Background: As a member of the mitochondrial ribosomal protein family, mitochondrial ribosomal protein L13 (MRPL13) is responsible for synthesizing mitochondrial proteins in cells. Several studies have indicated that MRPL13 is associated with the proliferation cycle, migration ability, apoptosis and autophagy of cancer cells. However, a thorough examination of MRPL13 across cancers remains uncertain. Therefore, we tried to clarify the relationship between MRPL13 and pan-cancer, and verified it in lung adenocarcinoma by various methods. Finally, our research is expected to reveal new targets for pan-cancer treatment and improve the prognosis of cancer patients.

Methods: Using bioinformatics tools, we quantified the differential expression of MRPL13 between cancer tissues and corresponding or noncorresponding normal tissues across cancers. We also analyzed the relationships between MRPL13 expression levels and several factors, including diagnosis, prognosis, mutation, functional signaling pathways, immune infiltration, RNA modification, and the relationship with cuproptosis-related genes. Furthermore, we studied the relationship between the expression level of MRPL13 across cancers and the change in cancer functional status through single-cell data. In addition, quantitative experiments (PCR and Western blot) proved that the expression of MRPL13 was significantly different between LUAD and control samples. Finally, the effect of knocking out MRPL13 on cancer cells was compared by gene silencing experiments. In summary, we used a combination of bioinformatics and experimental applications to study the potential roles of MRPL13 in cancer.
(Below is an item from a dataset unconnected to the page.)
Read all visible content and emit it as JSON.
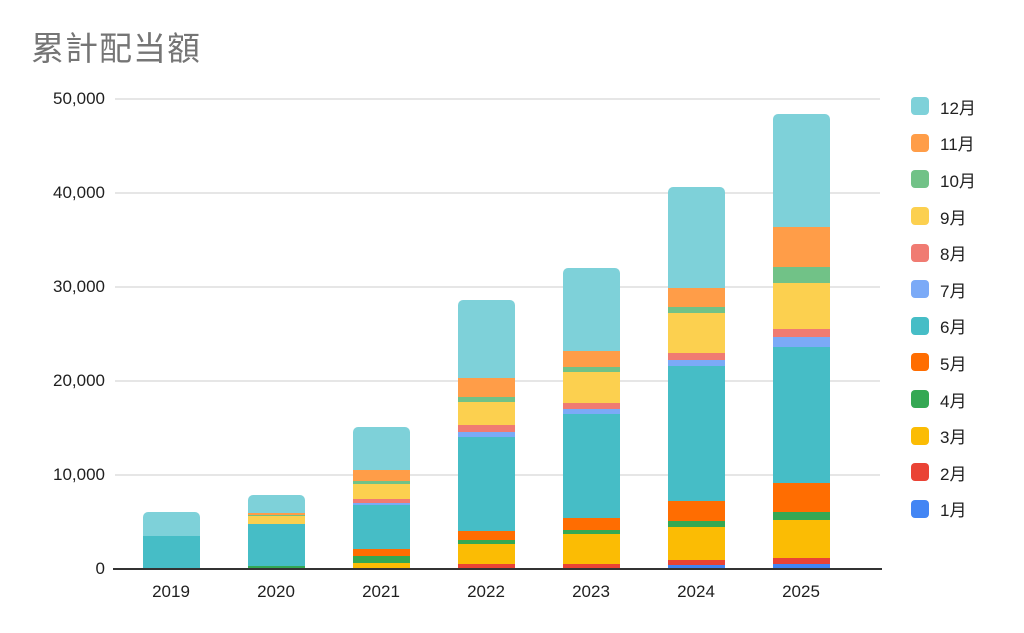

Results: After conducting a multidimensional analysis, we found that the application of MRPL13 multigroup analysis can effectively improve the diagnostic efficiency of various cancers and predict the prognosis of cancer. Moreover, MRPL13 in pan-cancer is related to the cancer immune infiltration pattern, methylation level and cuproptosis-related genes. Furthermore, single-cell data analysis showed that the modules of metastasis, EMT, cell cycle, DNA repair, invasion, DNA damage and proliferation were positively correlated with the expression of MRPL13 in LUAD (Lung adenocarcinoma), while the modules of hypoxia and inflammation were negatively correlated. Moreover, through quantitative experiments, we observed higher expression of MRPL13 in cancer tissues at the RNA or protein level. Knockdown of MRPL13 in LUAD led to decreased cancer cell survival, delayed tumor division and migration, reduced invasion, and increased cancer cell apoptosis.

Conclusions: Our study demonstrates the potential of using MRPL13 as a molecular biomarker for diagnosing and suggesting the prognosis of certain malignant tumors. Furthermore, our research shows that MRPL13 may be an effective therapeutic target for lung adenocarcinoma.